Facial recognition and tone of voice software: generally based on Paul Ekman’s 6 Universal Expressions (happiness, surprise, sadness, fear, disgust, anger) that are generally recognisable across cultures/contexts. Unfortunately, there are several limitations with this, namely that people’s expressions are not consistently shown on the face, or we can experience a myriad of emotions at once that may be difficult to detect(1).

Nevertheless, we will continue looking into this, especially with regards to the company Affectiva, which measures facial expressions to design advertisements, and is said to incorporate “culturally specific benchmarks” for facial movement. The company currently trains its systems with more than 8 million faces from 87 countries, suggesting that they may have a large repertoire of culturally and emotional specific data.

Other things we are also considering is incorporating physiological software, such as detecting sweat or heart rate levels. We were considering incorporating Fitbit technology or smart-tracking technology into the contextual understanding of a word/phrase. However, this might mean that either the smartphone becomes more advanced in its measurement capabilities or we design an entirely separate device for this. We would also need to do more research on whether words can trigger physiological reactions.

Another question is: What would it actually mean to build a “context” around the word-to-be-translated, in terms of training an AI?

One way to approach it would be to involve the participation of many people around the world, to provide various ways that that particular word is used. Currently, Google Translate has a similar method, of crowdsourcing bilingual speakers from all over the world to translate (and validate) translations of various languages. However, one thing we noticed was that it still looks like is still random phrases and does not really capture the context of the situation, but merely the word in isolation. That is why we thought that having more concurrent data inputs like facial expression and tone of voice at time of speaking would possibly help to elucidate the particularistic meaning of a word.

Another question: It does seem that our idea is simply refining the current method of translation, but merely altering the training set for the AI. Is there any way to incorporate a more “human-like” way of translation?

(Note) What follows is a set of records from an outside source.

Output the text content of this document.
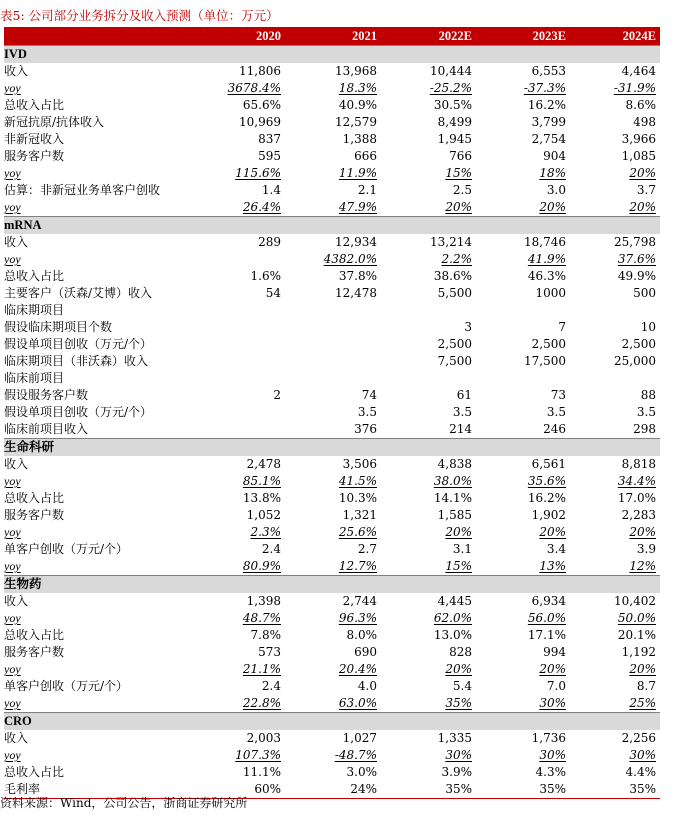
表5: 公司部分业务拆分及收入预测（单位：万元）
	2020	2021	2022E	2023E	2024E
IVD					
收入	11,806	13,968	10,444	6,553	4,464
yoy	3678.4%	18.3%	-25.2%	-37.3%	-31.9%
总收入占比	65.6%	40.9%	30.5%	16.2%	8.6%
新冠抗原/抗体收入	10,969	12,579	8,499	3,799	498
非新冠收入	837	1,388	1,945	2,754	3,966
服务客户数	595	666	766	904	1,085
yoy	115.6%	11.9%	15%	18%	20%
估算：非新冠业务单客户创收	1.4	2.1	2.5	3.0	3.7
yoy	26.4%	47.9%	20%	20%	20%
mRNA					
收入	289	12,934	13,214	18,746	25,798
yoy		4382.0%	2.2%	41.9%	37.6%
总收入占比	1.6%	37.8%	38.6%	46.3%	49.9%
主要客户（沃森/艾博）收入	54	12,478	5,500	1000	500
临床期项目					
假设临床期项目个数			3	7	10
假设单项目创收（万元/个）			2,500	2,500	2,500
临床期项目（非沃森）收入			7,500	17,500	25,000
临床前项目					
假设服务客户数	2	74	61	73	88
假设单项目创收（万元/个）		3.5	3.5	3.5	3.5
临床前项目收入		376	214	246	298
生命科研					
收入	2,478	3,506	4,838	6,561	8,818
yoy	85.1%	41.5%	38.0%	35.6%	34.4%
总收入占比	13.8%	10.3%	14.1%	16.2%	17.0%
服务客户数	1,052	1,321	1,585	1,902	2,283
yoy	2.3%	25.6%	20%	20%	20%
单客户创收（万元/个）	2.4	2.7	3.1	3.4	3.9
yoy	80.9%	12.7%	15%	13%	12%
生物药					
收入	1,398	2,744	4,445	6,934	10,402
yoy	48.7%	96.3%	62.0%	56.0%	50.0%
总收入占比	7.8%	8.0%	13.0%	17.1%	20.1%
服务客户数	573	690	828	994	1,192
yoy	21.1%	20.4%	20%	20%	20%
单客户创收（万元/个）	2.4	4.0	5.4	7.0	8.7
yoy	22.8%	63.0%	35%	30%	25%
CRO					
收入	2,003	1,027	1,335	1,736	2,256
yoy	107.3%	-48.7%	30%	30%	30%
总收入占比	11.1%	3.0%	3.9%	4.3%	4.4%
毛利率	60%	24%	35%	35%	35%
资料来源：Wind，公司公告，浙商证券研究所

We are reading studies into how AI currently do translation, and the diagram below is a good summary of what happens.

taken from: Waibel, A., & Fugen, C. (2008). Spoken language translation. IEEE Signal Processing Magazine, 25(3), 70-79.

We will consider at which points on the flow where we might inject more human aspects of translation into the process. For example, incorporating how babies learn semantics (such as via association between the noun and the meaning), as well as how to make use of preceding verbs to predict subsequent nouns. Professor Schuler also suggested how parents speak to their children in a special way, in which they simplify word classes (e.g. dog → doggie), and how we might apply child-directed speech to teaching AI. For example, one might take subsets of reduced forms to help them learn the entire paradigm, and then slowly add exceptions.

Clearly, we still have a way to go to refine the solution, but we are excited to see where it goes!

Resources:

  1. Barrett, L. F., Adolphs, R., Marsella, S., Martinez, A. M., & Pollak, S. D. (2019). Emotional expressions reconsidered: Challenges to inferring emotion from human facial movements. Psychological Science in the Public Interest, 20(1), 1-68.